Die Geschichte hinter dem Bonner Bestechungsverfahren gibt einen typischen Einblick in die Absurdität des Müllgeschäfts. Jahrelang verhandelte der Rhein-Sieg-Kreis mit der Stadt Bonn, um seinen Müll in der schlecht ausgelasteten Bonner MVA zu verbrennen. Jahrelang konnte man sich über den Preis nicht einigen. Am Ende schrieb der Rhein-Sieg-Kreis die Müllentsorgung aus. Den Zuschlag erhielt Hellmut Trienekens, und der ließ den Müll dann verbrennen – in Bonn. Zu einem deutlich niedrigeren Preis, als der Rhein-Sieg-Kreis direkt hätte zahlen sollen.

Der Nachweis der Bestechung ist in solchen Fällen schwierig. Denn grundsätzlich ist es Kommunalpolitikern erlaubt, mittels Beraterverträgen ein Zubrot zu verdienen. Auch den Managern der ehemals kommunalen Betriebe kann man – ein Nebeneffekt der Privatisierung – die Annahme von Nebenjobs nicht grundsätzlich verbieten. Beim Verdacht der Bestechung muss die Staatsanwaltschaft den Zusammenhang zwischen Geldfluss und Gegenleistung eindeutig belegen. Das fällt schon deshalb schwer, weil Hellmut Trienekens Honorare und Prämien wie aus einem Füllhorn über die Landschaft gegossen hat. So stehen auch nach drei Jahren Ermittlungen für Trienekens die Chancen gut, in Sachen Bestechung straffrei auszugehen.

Was bleibt, ist ein unverstellter Blick auf die kommunale Wirklichkeit.
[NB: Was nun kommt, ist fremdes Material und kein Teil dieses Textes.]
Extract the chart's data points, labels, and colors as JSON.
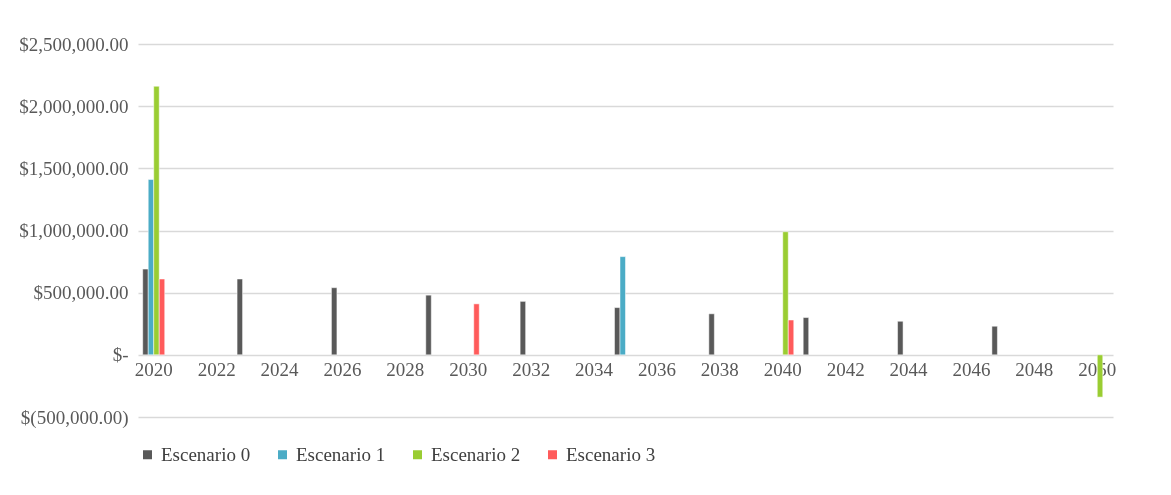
{
  "chart_data": {
    "type": "bar",
    "categories": [
      "2020",
      null,
      "2022",
      null,
      "2024",
      null,
      "2026",
      null,
      "2028",
      null,
      "2030",
      null,
      "2032",
      null,
      "2034",
      null,
      "2036",
      null,
      "2038",
      null,
      "2040",
      null,
      "2042",
      null,
      "2044",
      null,
      "2046",
      null,
      "2048",
      null,
      "2050"
    ],
    "series": [
      {
        "name": "Escenario 0",
        "color": "#595959",
        "values": [
          690000,
          null,
          null,
          610000,
          null,
          null,
          540000,
          null,
          null,
          480000,
          null,
          null,
          430000,
          null,
          null,
          380000,
          null,
          null,
          330000,
          null,
          null,
          300000,
          null,
          null,
          270000,
          null,
          null,
          230000,
          null,
          null,
          null
        ]
      },
      {
        "name": "Escenario 1",
        "color": "#4bacc6",
        "values": [
          1410000,
          null,
          null,
          null,
          null,
          null,
          null,
          null,
          null,
          null,
          null,
          null,
          null,
          null,
          null,
          790000,
          null,
          null,
          null,
          null,
          null,
          null,
          null,
          null,
          null,
          null,
          null,
          null,
          null,
          null,
          null
        ]
      },
      {
        "name": "Escenario 2",
        "color": "#9acd32",
        "values": [
          2160000,
          null,
          null,
          null,
          null,
          null,
          null,
          null,
          null,
          null,
          null,
          null,
          null,
          null,
          null,
          null,
          null,
          null,
          null,
          null,
          990000,
          null,
          null,
          null,
          null,
          null,
          null,
          null,
          null,
          null,
          -340000
        ]
      },
      {
        "name": "Escenario 3",
        "color": "#ff5b5b",
        "values": [
          610000,
          null,
          null,
          null,
          null,
          null,
          null,
          null,
          null,
          null,
          410000,
          null,
          null,
          null,
          null,
          null,
          null,
          null,
          null,
          null,
          280000,
          null,
          null,
          null,
          null,
          null,
          null,
          null,
          null,
          null,
          null
        ]
      }
    ],
    "ylim": [
      -500000,
      2500000
    ],
    "yticks": [
      {
        "value": -500000,
        "label": "$(500,000.00)"
      },
      {
        "value": 0,
        "label": "$-"
      },
      {
        "value": 500000,
        "label": "$500,000.00"
      },
      {
        "value": 1000000,
        "label": "$1,000,000.00"
      },
      {
        "value": 1500000,
        "label": "$1,500,000.00"
      },
      {
        "value": 2000000,
        "label": "$2,000,000.00"
      },
      {
        "value": 2500000,
        "label": "$2,500,000.00"
      }
    ],
    "grid": "y",
    "legend": "bottom"
  }
}
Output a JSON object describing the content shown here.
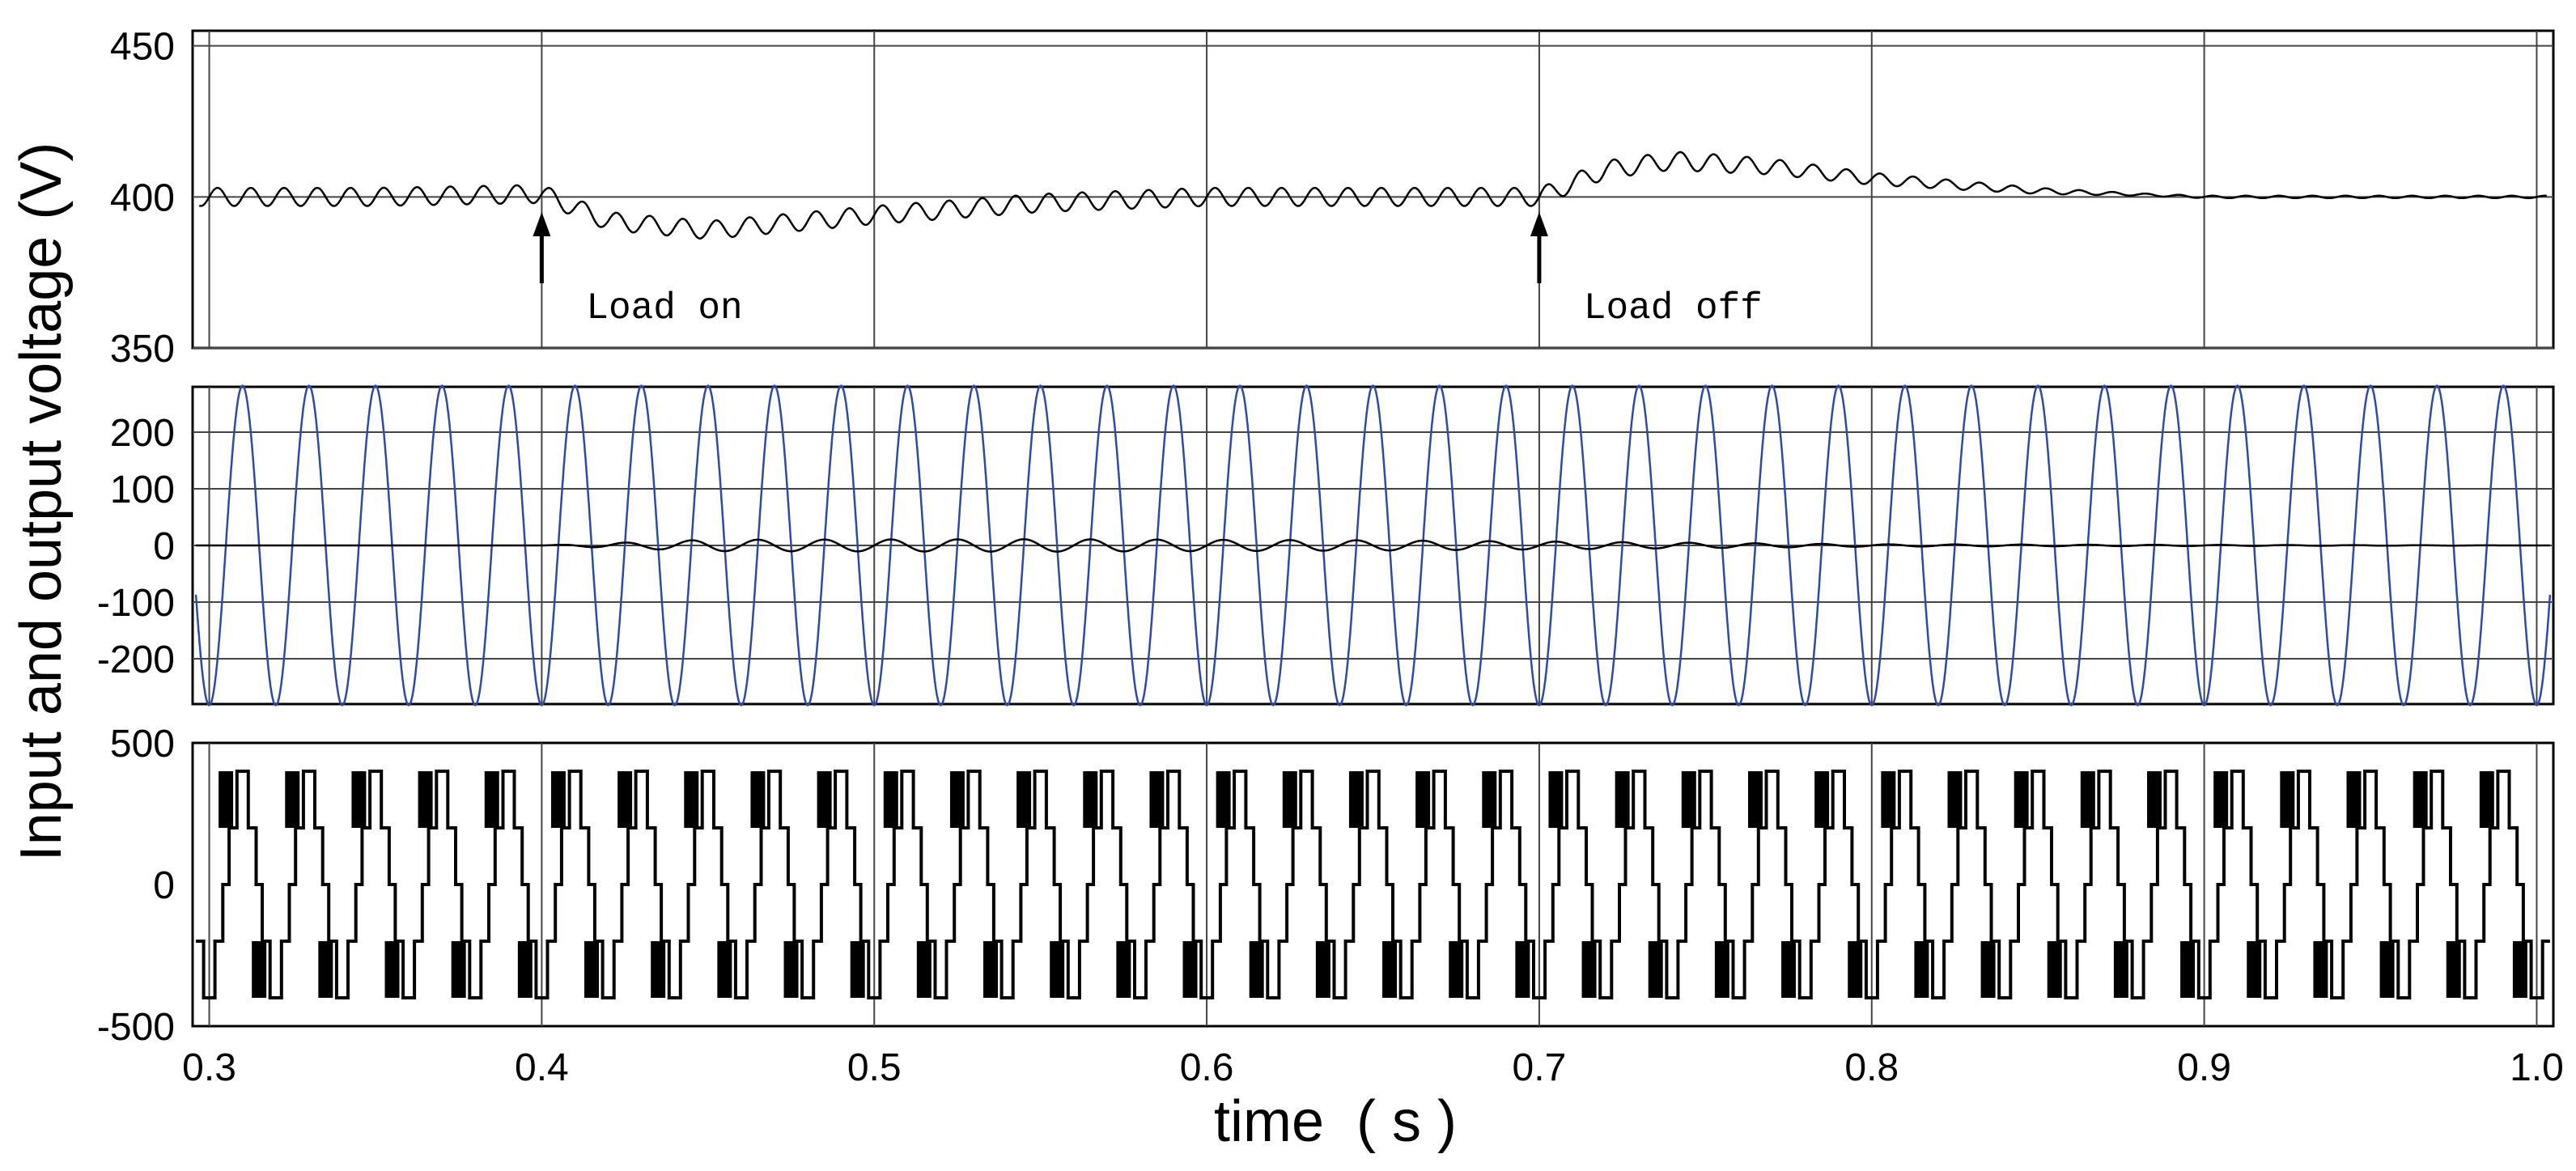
{
  "chart_data": [
    {
      "type": "line",
      "panel": "dc-link-voltage",
      "xlim": [
        0.295,
        1.005
      ],
      "ylim": [
        350,
        455
      ],
      "yticks": [
        350,
        400,
        450
      ],
      "grid": true,
      "series": [
        {
          "color": "#000000",
          "x": [
            0.295,
            0.35,
            0.4,
            0.42,
            0.45,
            0.5,
            0.55,
            0.6,
            0.65,
            0.7,
            0.72,
            0.74,
            0.77,
            0.8,
            0.85,
            0.9,
            0.95,
            1.0
          ],
          "y": [
            400,
            400,
            401,
            392,
            389,
            394,
            398,
            400,
            400,
            400,
            409,
            412,
            410,
            406,
            402,
            400,
            400,
            400
          ],
          "ripple_amplitude": 3
        }
      ],
      "annotations": [
        {
          "text": "Load on",
          "x": 0.4
        },
        {
          "text": "Load off",
          "x": 0.7
        }
      ]
    },
    {
      "type": "line",
      "panel": "input-output-ac",
      "xlim": [
        0.295,
        1.005
      ],
      "ylim": [
        -280,
        280
      ],
      "yticks": [
        -200,
        -100,
        0,
        100,
        200
      ],
      "grid": true,
      "series": [
        {
          "color": "#2c4aa8",
          "amplitude": 282,
          "frequency_hz": 50,
          "phase_deg": -90
        },
        {
          "color": "#000000",
          "amplitude_envelope": {
            "x": [
              0.295,
              0.4,
              0.45,
              0.55,
              0.65,
              0.7,
              0.8,
              1.0
            ],
            "y": [
              0,
              0,
              10,
              11,
              9,
              7,
              2,
              0
            ]
          },
          "frequency_hz": 50
        }
      ]
    },
    {
      "type": "line",
      "panel": "multilevel-output",
      "xlim": [
        0.295,
        1.005
      ],
      "ylim": [
        -500,
        500
      ],
      "yticks": [
        -500,
        0,
        500
      ],
      "grid": false,
      "series": [
        {
          "color": "#000000",
          "levels": [
            -400,
            -200,
            0,
            200,
            400
          ],
          "frequency_hz": 50
        }
      ]
    }
  ],
  "axes": {
    "xlabel": "time  ( s )",
    "ylabel": "Input and output voltage (V)",
    "xticks": [
      "0.3",
      "0.4",
      "0.5",
      "0.6",
      "0.7",
      "0.8",
      "0.9",
      "1.0"
    ]
  }
}
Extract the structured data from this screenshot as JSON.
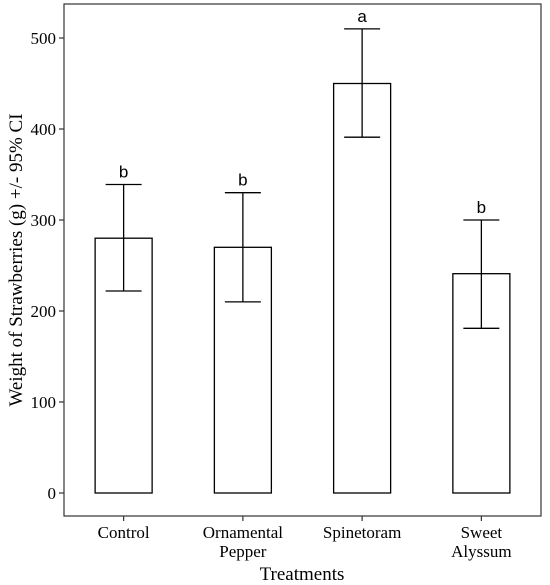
{
  "chart_data": {
    "type": "bar",
    "title": "",
    "xlabel": "Treatments",
    "ylabel": "Weight of Strawberries (g) +/- 95% CI",
    "ylim": [
      -25,
      545
    ],
    "y_ticks": [
      0,
      100,
      200,
      300,
      400,
      500
    ],
    "grid": false,
    "categories": [
      [
        "Control"
      ],
      [
        "Ornamental",
        "Pepper"
      ],
      [
        "Spinetoram"
      ],
      [
        "Sweet",
        "Alyssum"
      ]
    ],
    "values": [
      280,
      270,
      450,
      241
    ],
    "error_low": [
      222,
      210,
      391,
      181
    ],
    "error_high": [
      339,
      330,
      510,
      300
    ],
    "significance_letters": [
      "b",
      "b",
      "a",
      "b"
    ]
  }
}
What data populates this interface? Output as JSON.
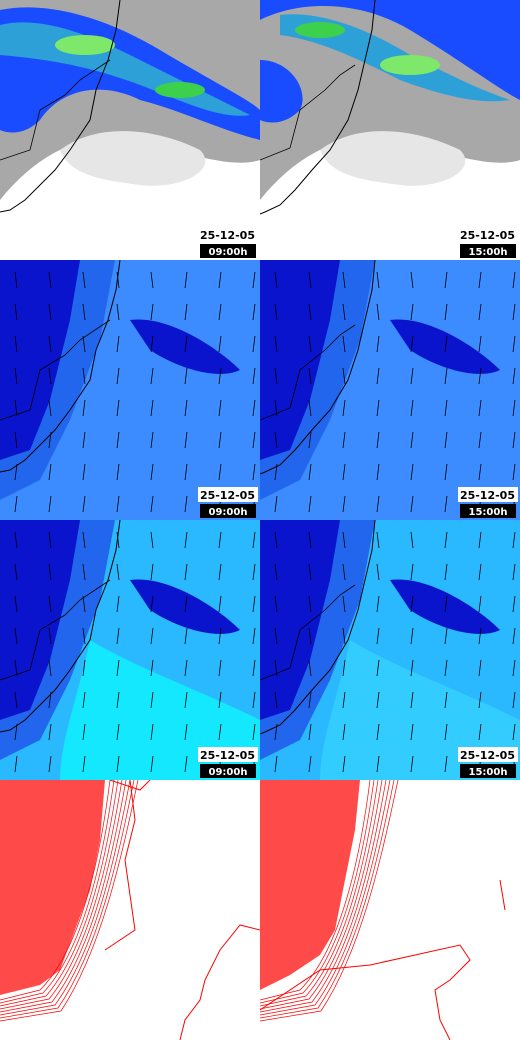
{
  "panels": [
    {
      "date": "25-12-05",
      "time": "09:00h"
    },
    {
      "date": "25-12-05",
      "time": "15:00h"
    },
    {
      "date": "25-12-05",
      "time": "09:00h"
    },
    {
      "date": "25-12-05",
      "time": "15:00h"
    },
    {
      "date": "25-12-05",
      "time": "09:00h"
    },
    {
      "date": "25-12-05",
      "time": "15:00h"
    }
  ]
}
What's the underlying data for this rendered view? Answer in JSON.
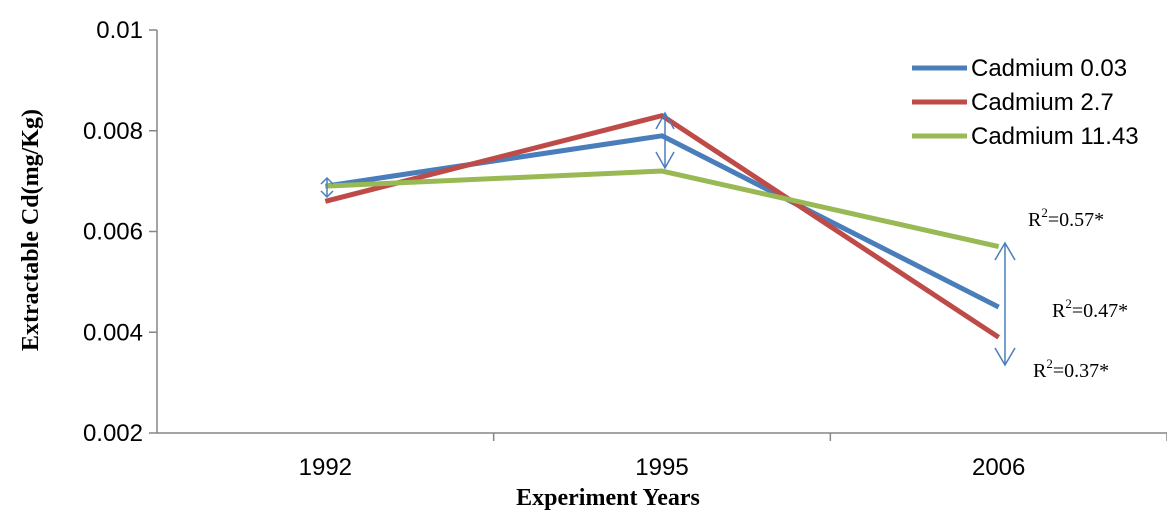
{
  "chart_data": {
    "type": "line",
    "categories": [
      "1992",
      "1995",
      "2006"
    ],
    "series": [
      {
        "name": "Cadmium 0.03",
        "values": [
          0.0069,
          0.0079,
          0.0045
        ],
        "color": "#4a7ebb"
      },
      {
        "name": "Cadmium 2.7",
        "values": [
          0.0066,
          0.0083,
          0.0039
        ],
        "color": "#be4b48"
      },
      {
        "name": "Cadmium 11.43",
        "values": [
          0.0069,
          0.0072,
          0.0057
        ],
        "color": "#98b954"
      }
    ],
    "xlabel": "Experiment Years",
    "ylabel": "Extractable Cd(mg/Kg)",
    "ylim": [
      0.002,
      0.01
    ],
    "yticks": [
      "0.002",
      "0.004",
      "0.006",
      "0.008",
      "0.01"
    ],
    "legend_position": "top-right",
    "grid": false,
    "annotations": [
      {
        "base": "R",
        "sup": "2",
        "rest": "=0.57*"
      },
      {
        "base": "R",
        "sup": "2",
        "rest": "=0.47*"
      },
      {
        "base": "R",
        "sup": "2",
        "rest": "=0.37*"
      }
    ]
  }
}
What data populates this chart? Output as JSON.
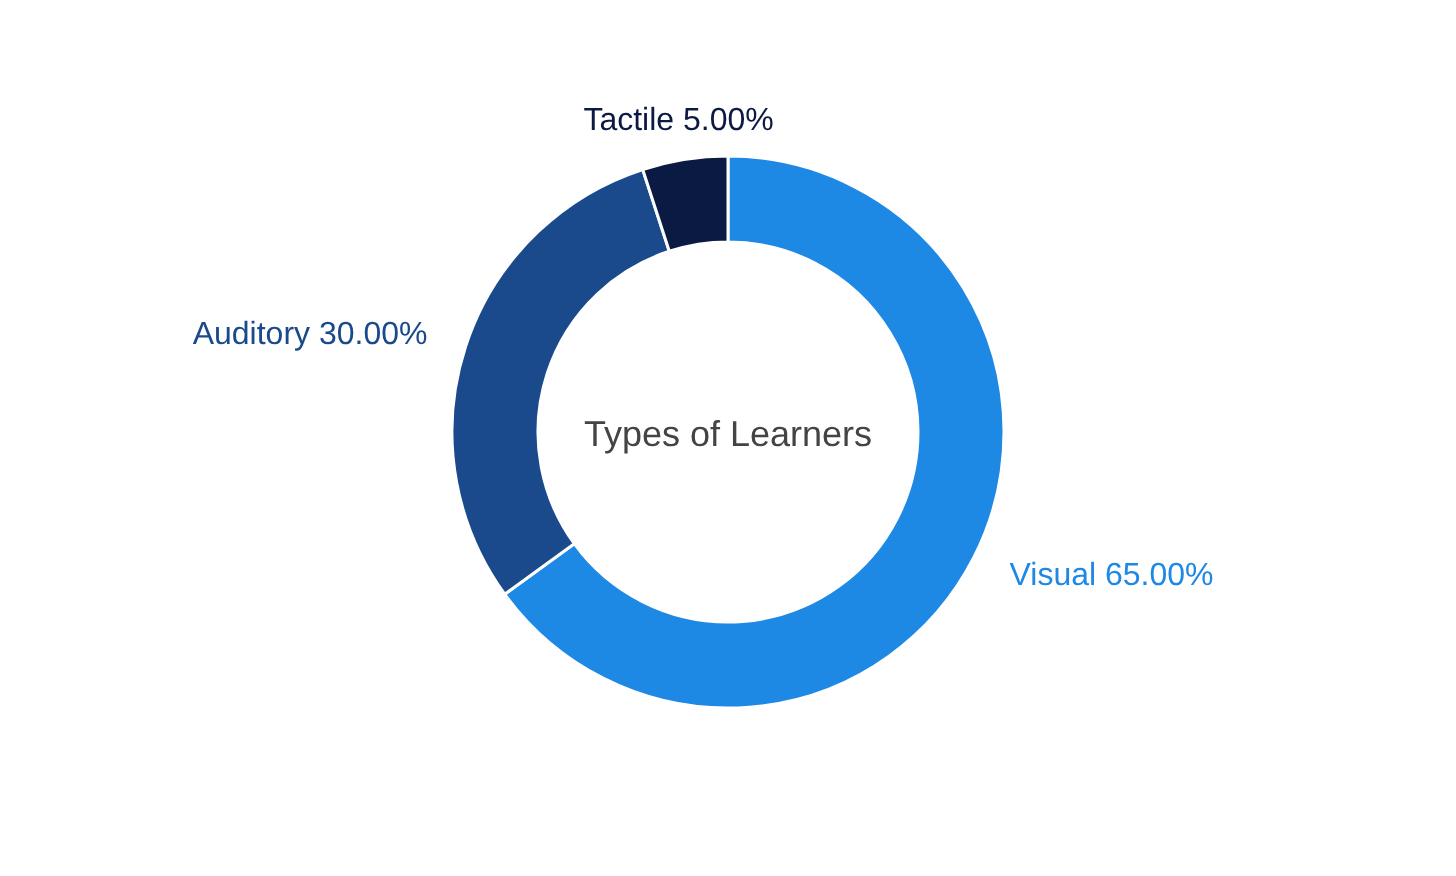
{
  "chart_data": {
    "type": "donut",
    "title": "Types of Learners",
    "categories": [
      "Visual",
      "Auditory",
      "Tactile"
    ],
    "values": [
      65,
      30,
      5
    ],
    "value_labels": [
      "65.00%",
      "30.00%",
      "5.00%"
    ],
    "colors": [
      "#1e88e5",
      "#1a4a8c",
      "#0b1a42"
    ]
  }
}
Überall im Land haben Personen über Geschäfte für Trienekens entschieden, die anderweitig finanziell mit ihm verbunden waren. Überall sind Beraterverträge – nicht nur mit Trienekens – eine beliebte Finanzspritze.

Die Vorstellung von kommunaler Demokratie, in der gewählte Vertreter und von ihnen eingestellte Fachleute unabhängig und mit festem Blick auf das Wohl der Bürger über deren Belange und die Verwendung ihrer Steuermittel und Gebühren entscheiden, ist im Lichte des Falls Trienekens nicht mehr als eine Illusion.

Als Hellmut Trienekens 2002 sein Entsorgungsgeschäft verkaufen musste, stand das eigentlich lukrative Geschäft mit den Müllverbrennungsanlagen noch bevor. Wenn von Mitte dieses Jahres an die Deponien keinen unbehandelten Müll mehr annehmen dürfen, wird sich mit der Müllverbrennung nochmals mehr Geld machen lassen.

Doch schon der Unternehmer Trienekens hat seinen Schnitt gemacht. Sein Vermögen wird auf bis zu 500 Millionen Euro geschätzt.

Die ihn kennen, sagen, dass ihn das nicht tröstet. Die RWE AG hat "sein" Unternehmen im Oktober vergangenen Jahres in großen Teilen verkauft: ausgerechnet an den Entsorgungsunternehmer Rethmann – seinen Erzfeind.